/satellite-cell-transplantation

All code and workspaces necessary to replicate our work on transplantation of PAX7+ satellite cells.

Primary LanguageR

Human pluripotent stem cell-derived myogenic progenitor cells engraft to become quiescent functional satellite cells in vivo

Introduction

In this study, we transplanted human pluripotent stem cell-derived myogenic progenitors (satellite cells) to injured muscle to look at engraftment and long-term regeneration. As part of the study, we performed single cell RNA-sequencing to compare the transcriptional profiles of transplanted satellite cells vs controls cultured in vitro. The full study can be found at (add when ready). Here, we share all of the data and code to reproduce our analysis.

Data

All of the relevant files to reproduce the analysis can be downloaded at our Synapse. In particular, the following files may be of relevance:

  • data_no_ercc.csv, data_w_ercc.csv, phenotype.csv: These are the counts tables for the main data (including ESCs, cultured PSC-satellite cells, and transplanted PSC-satellite cells). The data was generated by mapping with zUMIs. Note - these counts tables use gene symbols for gene names; for those looking for the original ENSEMBL or the direct output of zUMIs, please contact me. phenotype.csv contains the metadata for all of the cells.

  • timepoint_data_no_ercc.csv, timepoint_data_w_ercc.csv, timepoint_phenotype.csv: In addition to the above study, we also performed a second experiment as a time-series of transplantation, with cells harvest 1, 2, 3, and 4 weeks post-transplantation. These are the corresponding count tables and metadata.

  • Workspace_wo_SCN.RData: A pre-made workspace that contains a lot of the likely objects of interest for users. This workspace was generated by running SunnyAnalysisScript.R (see below) without running the portions that involve comparison to other datasets from the literature. For users interested in that analysis, please download the code file and run those portions.

The following relevant files can be found on Github:

  • SunnyAnalysisScript.R: An R file containing the entire analysis workflow for the manuscript. All of the files required to reproduce this workflow should be on the Synapse, and a significant chunk of this workflow has been run for Workspace_wo_SCN.RData.

Dependencies

Most of the libraries used in our codebase can be found from CRAN or Bioconductor. However, we additionally make use of the SingleCellNet package from the Cahan lab. Please see their github for instructions on how to install SingleCellNet.
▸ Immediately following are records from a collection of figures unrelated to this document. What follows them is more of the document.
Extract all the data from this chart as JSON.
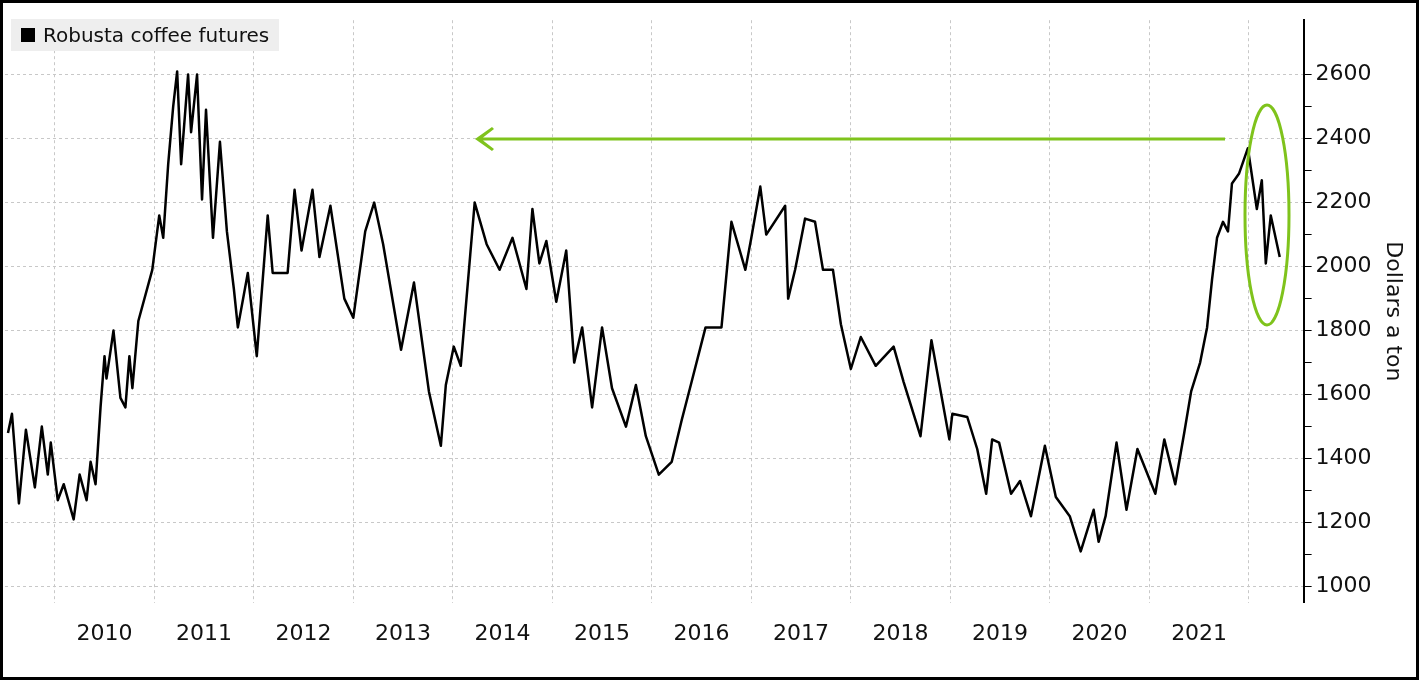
{
  "chart_data": {
    "type": "line",
    "ylabel": "Dollars a ton",
    "series": [
      {
        "name": "Robusta coffee futures",
        "color": "#000000",
        "x": [
          2009.53,
          2009.57,
          2009.64,
          2009.71,
          2009.8,
          2009.87,
          2009.93,
          2009.96,
          2010.03,
          2010.09,
          2010.19,
          2010.25,
          2010.32,
          2010.36,
          2010.41,
          2010.46,
          2010.5,
          2010.52,
          2010.59,
          2010.66,
          2010.71,
          2010.75,
          2010.78,
          2010.84,
          2010.98,
          2011.05,
          2011.09,
          2011.14,
          2011.19,
          2011.23,
          2011.27,
          2011.34,
          2011.37,
          2011.43,
          2011.48,
          2011.52,
          2011.59,
          2011.66,
          2011.73,
          2011.8,
          2011.84,
          2011.94,
          2012.03,
          2012.14,
          2012.19,
          2012.34,
          2012.41,
          2012.48,
          2012.59,
          2012.66,
          2012.77,
          2012.91,
          2013.0,
          2013.12,
          2013.21,
          2013.3,
          2013.48,
          2013.61,
          2013.76,
          2013.88,
          2013.93,
          2014.01,
          2014.08,
          2014.22,
          2014.34,
          2014.47,
          2014.6,
          2014.74,
          2014.8,
          2014.87,
          2014.94,
          2015.04,
          2015.14,
          2015.22,
          2015.3,
          2015.4,
          2015.5,
          2015.6,
          2015.74,
          2015.84,
          2015.94,
          2016.07,
          2016.2,
          2016.3,
          2016.4,
          2016.54,
          2016.7,
          2016.8,
          2016.94,
          2017.0,
          2017.09,
          2017.15,
          2017.34,
          2017.37,
          2017.44,
          2017.54,
          2017.64,
          2017.72,
          2017.82,
          2017.9,
          2018.0,
          2018.1,
          2018.25,
          2018.43,
          2018.53,
          2018.7,
          2018.81,
          2018.99,
          2019.02,
          2019.17,
          2019.27,
          2019.36,
          2019.42,
          2019.49,
          2019.61,
          2019.7,
          2019.81,
          2019.95,
          2020.06,
          2020.2,
          2020.31,
          2020.44,
          2020.49,
          2020.56,
          2020.67,
          2020.77,
          2020.88,
          2021.06,
          2021.15,
          2021.26,
          2021.35,
          2021.42,
          2021.51,
          2021.58,
          2021.63,
          2021.68,
          2021.74,
          2021.79,
          2021.83,
          2021.9,
          2021.99,
          2022.08,
          2022.13,
          2022.17,
          2022.22,
          2022.31
        ],
        "values": [
          1480,
          1540,
          1260,
          1490,
          1310,
          1500,
          1350,
          1450,
          1270,
          1320,
          1210,
          1350,
          1270,
          1390,
          1320,
          1560,
          1720,
          1650,
          1800,
          1590,
          1560,
          1720,
          1620,
          1830,
          1990,
          2160,
          2090,
          2320,
          2500,
          2610,
          2320,
          2600,
          2420,
          2600,
          2210,
          2490,
          2090,
          2390,
          2110,
          1930,
          1810,
          1980,
          1720,
          2160,
          1980,
          1980,
          2240,
          2050,
          2240,
          2030,
          2190,
          1900,
          1840,
          2110,
          2200,
          2070,
          1740,
          1950,
          1610,
          1440,
          1630,
          1750,
          1690,
          2200,
          2070,
          1990,
          2090,
          1930,
          2180,
          2010,
          2080,
          1890,
          2050,
          1700,
          1810,
          1560,
          1810,
          1620,
          1500,
          1630,
          1470,
          1350,
          1390,
          1520,
          1640,
          1810,
          1810,
          2140,
          1990,
          2090,
          2250,
          2100,
          2190,
          1900,
          1990,
          2150,
          2140,
          1990,
          1990,
          1820,
          1680,
          1780,
          1690,
          1750,
          1640,
          1470,
          1770,
          1460,
          1540,
          1530,
          1430,
          1290,
          1460,
          1450,
          1290,
          1330,
          1220,
          1440,
          1280,
          1220,
          1110,
          1240,
          1140,
          1220,
          1450,
          1240,
          1430,
          1290,
          1460,
          1320,
          1480,
          1610,
          1700,
          1810,
          1960,
          2090,
          2140,
          2110,
          2260,
          2290,
          2370,
          2180,
          2270,
          2010,
          2160,
          2030
        ]
      }
    ],
    "xlim": [
      2009.5,
      2022.55
    ],
    "xticks": [
      {
        "value": 2010,
        "label": null
      },
      {
        "value": 2010.5,
        "label": "2010"
      },
      {
        "value": 2011,
        "label": null
      },
      {
        "value": 2011.5,
        "label": "2011"
      },
      {
        "value": 2012,
        "label": null
      },
      {
        "value": 2012.5,
        "label": "2012"
      },
      {
        "value": 2013,
        "label": null
      },
      {
        "value": 2013.5,
        "label": "2013"
      },
      {
        "value": 2014,
        "label": null
      },
      {
        "value": 2014.5,
        "label": "2014"
      },
      {
        "value": 2015,
        "label": null
      },
      {
        "value": 2015.5,
        "label": "2015"
      },
      {
        "value": 2016,
        "label": null
      },
      {
        "value": 2016.5,
        "label": "2016"
      },
      {
        "value": 2017,
        "label": null
      },
      {
        "value": 2017.5,
        "label": "2017"
      },
      {
        "value": 2018,
        "label": null
      },
      {
        "value": 2018.5,
        "label": "2018"
      },
      {
        "value": 2019,
        "label": null
      },
      {
        "value": 2019.5,
        "label": "2019"
      },
      {
        "value": 2020,
        "label": null
      },
      {
        "value": 2020.5,
        "label": "2020"
      },
      {
        "value": 2021,
        "label": null
      },
      {
        "value": 2021.5,
        "label": "2021"
      },
      {
        "value": 2022,
        "label": null
      }
    ],
    "ylim": [
      950,
      2770
    ],
    "yticks": [
      1000,
      {
        "value": 1100,
        "label": null
      },
      1200,
      {
        "value": 1300,
        "label": null
      },
      1400,
      {
        "value": 1500,
        "label": null
      },
      1600,
      {
        "value": 1700,
        "label": null
      },
      1800,
      {
        "value": 1900,
        "label": null
      },
      2000,
      {
        "value": 2100,
        "label": null
      },
      2200,
      {
        "value": 2300,
        "label": null
      },
      2400,
      {
        "value": 2500,
        "label": null
      },
      2600
    ],
    "grid": true,
    "legend": "top left",
    "marker": "none",
    "line_style": "solid"
  }
}
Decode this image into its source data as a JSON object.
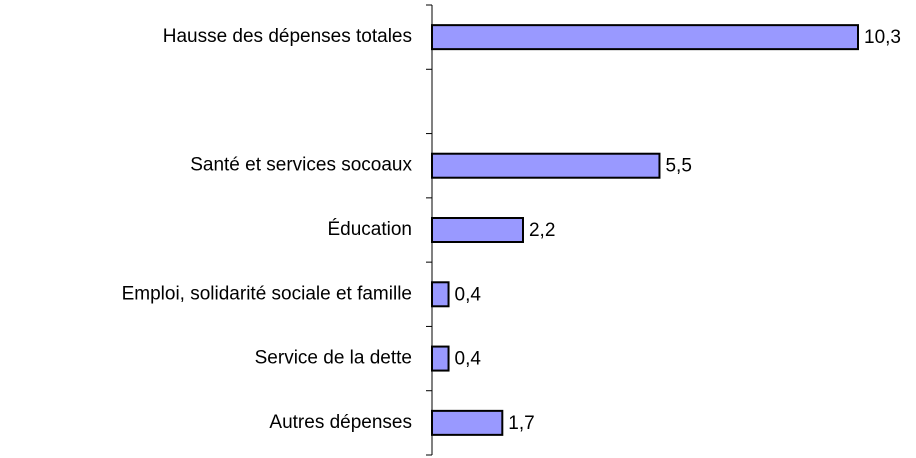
{
  "chart_data": {
    "type": "hbar",
    "categories": [
      "Hausse des dépenses totales",
      null,
      "Santé et services socoaux",
      "Éducation",
      "Emploi, solidarité sociale et famille",
      "Service de la dette",
      "Autres dépenses"
    ],
    "values": [
      10.3,
      null,
      5.5,
      2.2,
      0.4,
      0.4,
      1.7
    ],
    "value_labels": [
      "10,3",
      null,
      "5,5",
      "2,2",
      "0,4",
      "0,4",
      "1,7"
    ],
    "color": "#9999ff"
  }
}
How to replicate our workflow

To replicate the workflow from the very top, please follow these steps:

  1. Download SunnyAnalysisScript.R, and all of the files in the listed Synapse folder.

  2. Modify the appropriate lines of both SunnyAnalysisScript: setwd("~/Documents/Research/SunnySun/FinalManuscript/")` to set the working directory to the same working directory you downloaded the Synapse files into it.

  3. Run code for any workflow section or figure of interest.

Alternatively, note that you can start by loading Workspace_wo_SCN.RData into R or an IDE of your choice.

Please note that this was one of the first analyses I did, and as such, the code isn't the cleanest or most neatly organized. Please feel free to email or raise an issue if any of the code doesn't work, or if there is some other piece of data that you are looking for.